Inadequate supply of building material
Zuhair Abu Nahla, an engineer heading the UNRWA housing project, said that about 70 percent of works on 752 housing units has been finished. He expects homes to be delivered to new occupants by the summer of this year.
According to Abu Nahla, the twenty-member Abu al-Zomar family will be given a three-story house, with a total surface area of about 300 square meters.
A second phase of the project is scheduled to commence in a few months’ time. Both phases are expected to cost a total of $90 million. But finalizing the project will depend on whether or not Israel allows a sufficient quantity of building material into Gaza.
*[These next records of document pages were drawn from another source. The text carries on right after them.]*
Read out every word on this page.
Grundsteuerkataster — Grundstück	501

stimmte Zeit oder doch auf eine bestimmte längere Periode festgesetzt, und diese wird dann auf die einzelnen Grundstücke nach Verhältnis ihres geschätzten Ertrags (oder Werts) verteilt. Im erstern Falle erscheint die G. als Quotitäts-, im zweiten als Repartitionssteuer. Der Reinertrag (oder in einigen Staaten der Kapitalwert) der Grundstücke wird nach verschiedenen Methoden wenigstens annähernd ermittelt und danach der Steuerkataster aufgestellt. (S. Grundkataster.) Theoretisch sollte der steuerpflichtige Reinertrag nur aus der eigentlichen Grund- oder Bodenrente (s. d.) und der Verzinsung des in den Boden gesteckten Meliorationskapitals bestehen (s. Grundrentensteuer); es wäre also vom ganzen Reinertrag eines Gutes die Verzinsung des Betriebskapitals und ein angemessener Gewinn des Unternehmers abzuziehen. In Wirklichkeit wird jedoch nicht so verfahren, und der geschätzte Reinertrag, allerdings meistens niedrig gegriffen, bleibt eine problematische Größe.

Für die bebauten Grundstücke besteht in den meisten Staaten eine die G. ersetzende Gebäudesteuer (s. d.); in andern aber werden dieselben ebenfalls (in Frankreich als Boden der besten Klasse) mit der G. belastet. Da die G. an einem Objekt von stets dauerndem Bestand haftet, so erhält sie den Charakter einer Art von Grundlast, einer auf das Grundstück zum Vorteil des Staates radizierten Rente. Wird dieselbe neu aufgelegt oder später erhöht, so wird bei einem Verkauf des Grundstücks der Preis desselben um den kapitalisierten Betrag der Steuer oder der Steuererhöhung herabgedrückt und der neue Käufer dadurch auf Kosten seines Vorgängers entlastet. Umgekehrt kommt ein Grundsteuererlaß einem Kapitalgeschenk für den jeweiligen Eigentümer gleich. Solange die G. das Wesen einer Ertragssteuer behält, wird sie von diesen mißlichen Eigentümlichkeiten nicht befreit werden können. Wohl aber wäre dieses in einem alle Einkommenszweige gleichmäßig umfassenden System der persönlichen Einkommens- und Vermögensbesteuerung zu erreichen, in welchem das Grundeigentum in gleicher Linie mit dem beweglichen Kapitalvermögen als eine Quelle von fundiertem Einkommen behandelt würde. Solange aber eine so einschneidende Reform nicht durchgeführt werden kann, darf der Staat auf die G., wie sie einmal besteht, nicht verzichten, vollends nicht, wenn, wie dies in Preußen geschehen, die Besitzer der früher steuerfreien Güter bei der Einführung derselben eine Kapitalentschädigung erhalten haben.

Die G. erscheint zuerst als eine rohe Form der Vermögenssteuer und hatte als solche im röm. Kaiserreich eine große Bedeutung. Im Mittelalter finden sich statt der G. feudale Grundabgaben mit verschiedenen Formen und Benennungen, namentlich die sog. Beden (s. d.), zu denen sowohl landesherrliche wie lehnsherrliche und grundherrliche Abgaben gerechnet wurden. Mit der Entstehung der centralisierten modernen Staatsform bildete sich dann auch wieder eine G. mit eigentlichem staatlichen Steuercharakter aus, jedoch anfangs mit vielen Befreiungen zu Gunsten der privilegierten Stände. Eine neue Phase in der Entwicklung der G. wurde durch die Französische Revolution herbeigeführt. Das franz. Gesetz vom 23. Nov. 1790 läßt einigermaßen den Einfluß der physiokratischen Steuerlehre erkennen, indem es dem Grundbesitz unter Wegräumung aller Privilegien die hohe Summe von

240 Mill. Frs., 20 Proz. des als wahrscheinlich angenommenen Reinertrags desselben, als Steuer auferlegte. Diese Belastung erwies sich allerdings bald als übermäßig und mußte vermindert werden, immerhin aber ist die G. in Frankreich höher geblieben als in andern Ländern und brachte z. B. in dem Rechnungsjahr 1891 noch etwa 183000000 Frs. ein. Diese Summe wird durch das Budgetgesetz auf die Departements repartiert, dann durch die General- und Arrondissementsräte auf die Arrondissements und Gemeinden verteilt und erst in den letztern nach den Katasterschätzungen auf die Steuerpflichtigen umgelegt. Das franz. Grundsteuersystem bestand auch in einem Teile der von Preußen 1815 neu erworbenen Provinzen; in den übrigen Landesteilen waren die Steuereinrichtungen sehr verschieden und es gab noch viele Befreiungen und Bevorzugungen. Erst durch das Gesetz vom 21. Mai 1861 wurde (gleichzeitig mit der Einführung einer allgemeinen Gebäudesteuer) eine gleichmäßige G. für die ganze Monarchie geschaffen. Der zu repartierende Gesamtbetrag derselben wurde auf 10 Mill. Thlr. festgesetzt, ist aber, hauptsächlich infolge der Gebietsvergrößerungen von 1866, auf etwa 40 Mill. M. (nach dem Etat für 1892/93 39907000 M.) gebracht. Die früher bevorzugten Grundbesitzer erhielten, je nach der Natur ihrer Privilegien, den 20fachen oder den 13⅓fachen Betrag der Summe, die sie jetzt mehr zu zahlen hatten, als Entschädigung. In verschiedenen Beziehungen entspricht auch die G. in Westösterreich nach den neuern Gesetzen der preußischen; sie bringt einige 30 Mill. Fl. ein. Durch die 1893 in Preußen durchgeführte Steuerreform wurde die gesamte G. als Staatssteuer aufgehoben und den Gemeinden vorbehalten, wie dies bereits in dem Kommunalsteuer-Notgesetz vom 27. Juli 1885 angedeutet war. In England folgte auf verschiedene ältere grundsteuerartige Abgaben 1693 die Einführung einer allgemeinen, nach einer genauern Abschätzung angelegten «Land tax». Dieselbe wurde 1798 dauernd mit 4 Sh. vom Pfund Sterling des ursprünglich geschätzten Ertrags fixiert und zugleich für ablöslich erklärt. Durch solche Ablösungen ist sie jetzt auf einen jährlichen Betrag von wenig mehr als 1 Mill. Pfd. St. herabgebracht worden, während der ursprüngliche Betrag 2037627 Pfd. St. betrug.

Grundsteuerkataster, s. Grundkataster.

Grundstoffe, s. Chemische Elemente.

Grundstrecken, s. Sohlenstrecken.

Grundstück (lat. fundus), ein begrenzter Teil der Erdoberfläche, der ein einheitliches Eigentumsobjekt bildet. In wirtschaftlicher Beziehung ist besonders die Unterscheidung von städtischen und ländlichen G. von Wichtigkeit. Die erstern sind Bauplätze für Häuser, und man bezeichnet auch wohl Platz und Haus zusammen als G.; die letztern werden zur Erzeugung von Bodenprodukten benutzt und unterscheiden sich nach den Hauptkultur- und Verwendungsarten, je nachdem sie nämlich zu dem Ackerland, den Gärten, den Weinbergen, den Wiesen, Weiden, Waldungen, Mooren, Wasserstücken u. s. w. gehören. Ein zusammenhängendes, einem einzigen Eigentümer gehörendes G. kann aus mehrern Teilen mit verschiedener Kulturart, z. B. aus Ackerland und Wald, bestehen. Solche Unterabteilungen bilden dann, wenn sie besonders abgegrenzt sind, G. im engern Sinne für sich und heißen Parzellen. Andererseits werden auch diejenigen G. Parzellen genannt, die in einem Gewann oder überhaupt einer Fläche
“There is a delay in getting the construction materials into Gaza,” UNRWA spokesperson Adnan Abu Hasna said. “What we have from the Israelis is not enough. The Israelis sometimes allow about twenty truckloads of materials through per day. We need more than fifty or sixty truckloads on a daily basis. We need help — we have a very essential role in relieving the humanitarian crisis here in the Gaza Strip.”
According to UNRWA, Israel has also allowed building materials to enter Gaza for a Japanese-funded housing project that will involve the reconstruction of more than 250 homes in Gaza’s eight refugee camps. The project has been pending for the past six years.
Israel only began easing its blockade of Gaza in 2010, after it was condemned around the world for killing nine activists taking part in the Gaza Freedom Flotilla in international waters.
“Most of my old neighbors ask me by phone every now and then about the progress of the project,” said Abu al-Zomar. “If you come here on Fridays, you will see several of those awaiting houses gather here, as if they were enjoying a beautiful scene on Rafah beach.”
Rami Almeghari is a journalist and university lecturer based in the Gaza Strip.